Pemerintah Provinsi Kalimantan Selatan melalui Dinas Pendidikan dan Kebudayaan (Disdikbud) Kalsel terus memperkuat komitmennya dalam mewujudkan pemerataan akses pendidikan. Salah satu langkah strategis yang dilakukan adalah meningkatkan dan memperluas penyelenggaraan pendidikan inklusi bagi anak berkebutuhan khusus di jenjang SMA dan SMK.

Kepala Disdikbud Kalsel, Abdul Rahim, mengatakan pengembangan pendidikan inklusi merupakan bagian dari upaya mewujudkan keadilan di bidang pendidikan sekaligus sejalan dengan visi Gubernur Kalimantan Selatan, H. Muhidin, dalam memberikan layanan pendidikan yang setara bagi seluruh masyarakat.

Berdasarkan hasil evaluasi tahun 2025, program pendidikan inklusi di Kalimantan Selatan menunjukkan perkembangan yang positif. Saat ini terdapat 334 SMA dan SMK yang telah ditetapkan sebagai sekolah penyelenggara pendidikan inklusi, terdiri atas 207 SMA dan 127 SMK.

“Pada tahun 2025 terdapat 334 SMA dan SMK yang telah ditetapkan sebagai sekolah penyelenggara pendidikan inklusi, terdiri dari 207 SMA dan 127 SMK,” ujar Abdul Rahim di Banjarbaru, Rabu (17/6/2026).

Selain itu, Disdikbud Kalsel mencatat sebanyak 304 peserta didik berkebutuhan khusus di jenjang SMK telah terlayani dalam sistem pendidikan. Capaian tersebut menjadi indikator semakin terbukanya akses pendidikan bagi seluruh anak di Kalimantan Selatan tanpa memandang kondisi fisik maupun kemampuan mereka.

Menurut Abdul Rahim, kebijakan pendidikan inklusi merupakan implementasi dari visi Gubernur Kalimantan Selatan melalui tagline “Bekerja Bersama, Merangkul Semua”, yang menekankan pentingnya menghadirkan layanan publik yang inklusif dan tanpa diskriminasi.

“Sesuai dengan visi Gubernur Kalimantan Selatan melalui tagline ‘Bekerja Bersama, Merangkul Semua’, semangat tersebut sangat relevan dengan pendidikan inklusi.
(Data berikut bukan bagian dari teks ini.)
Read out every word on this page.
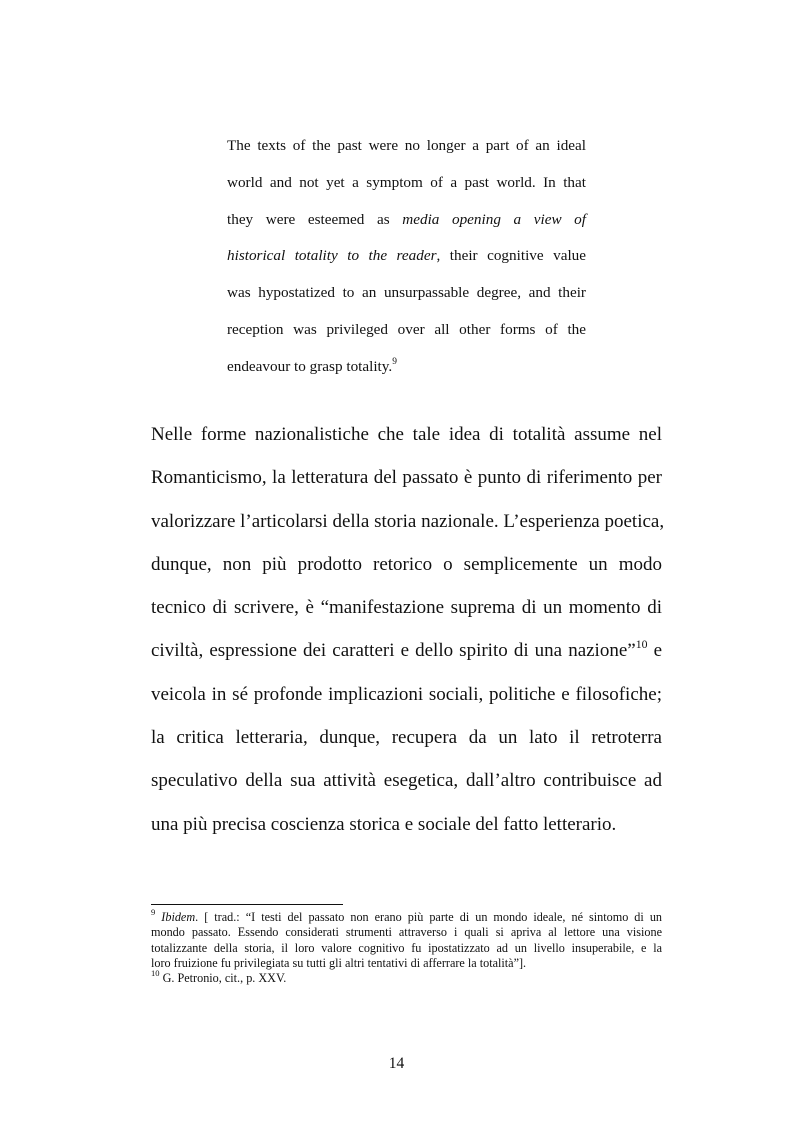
The texts of the past were no longer a part of an ideal
world and not yet a symptom of a past world. In that
they were esteemed as media opening a view of
historical totality to the reader, their cognitive value
was hypostatized to an unsurpassable degree, and their
reception was privileged over all other forms of the
endeavour to grasp totality.$^9$
Nelle forme nazionalistiche che tale idea di totalità assume nel
Romanticismo, la letteratura del passato è punto di riferimento per
valorizzare l’articolarsi della storia nazionale. L’esperienza poetica,
dunque, non più prodotto retorico o semplicemente un modo
tecnico di scrivere, è “manifestazione suprema di un momento di
civiltà, espressione dei caratteri e dello spirito di una nazione”$^{10}$ e
veicola in sé profonde implicazioni sociali, politiche e filosofiche;
la critica letteraria, dunque, recupera da un lato il retroterra
speculativo della sua attività esegetica, dall’altro contribuisce ad
una più precisa coscienza storica e sociale del fatto letterario.
$^9$ Ibidem. [ trad.: “I testi del passato non erano più parte di un mondo ideale, né sintomo di un
mondo passato. Essendo considerati strumenti attraverso i quali si apriva al lettore una visione
totalizzante della storia, il loro valore cognitivo fu ipostatizzato ad un livello insuperabile, e la
loro fruizione fu privilegiata su tutti gli altri tentativi di afferrare la totalità”].
$^{10}$ G. Petronio, cit., p. XXV.
14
Kami meyakini bahwa setiap anak memiliki hak yang sama untuk memperoleh layanan pendidikan yang bermutu tanpa diskriminasi,” katanya.

Untuk memperkuat pelaksanaan program tersebut, Disdikbud Kalsel memfokuskan kebijakan pada tiga aspek utama, yakni perluasan akses pendidikan, peningkatan mutu layanan, serta penguatan kapasitas sumber daya manusia (SDM) pendidikan.

Sejumlah program yang dijalankan meliputi pengembangan sekolah penyelenggara pendidikan inklusi, pemutakhiran data peserta didik berkebutuhan khusus, hingga pelatihan dan pendampingan bagi guru agar mampu memberikan layanan pembelajaran yang sesuai dengan kebutuhan peserta didik.

Selain itu, penguatan Unit Layanan Disabilitas (ULD) di bawah Unit Pelaksana Teknis (UPT) juga menjadi prioritas untuk meningkatkan kualitas pelayanan bagi siswa berkebutuhan khusus di lingkungan sekolah.

Abdul Rahim menambahkan, berbagai upaya yang telah dilakukan dalam beberapa tahun terakhir menghasilkan sejumlah capaian penting, seperti semakin luasnya jaringan sekolah inklusi, penguatan sistem pendataan, peningkatan kompetensi tenaga pendidik, serta terbangunnya kolaborasi antara sekolah reguler dan Sekolah Luar Biasa (SLB) sebagai pusat sumber layanan pendidikan inklusi.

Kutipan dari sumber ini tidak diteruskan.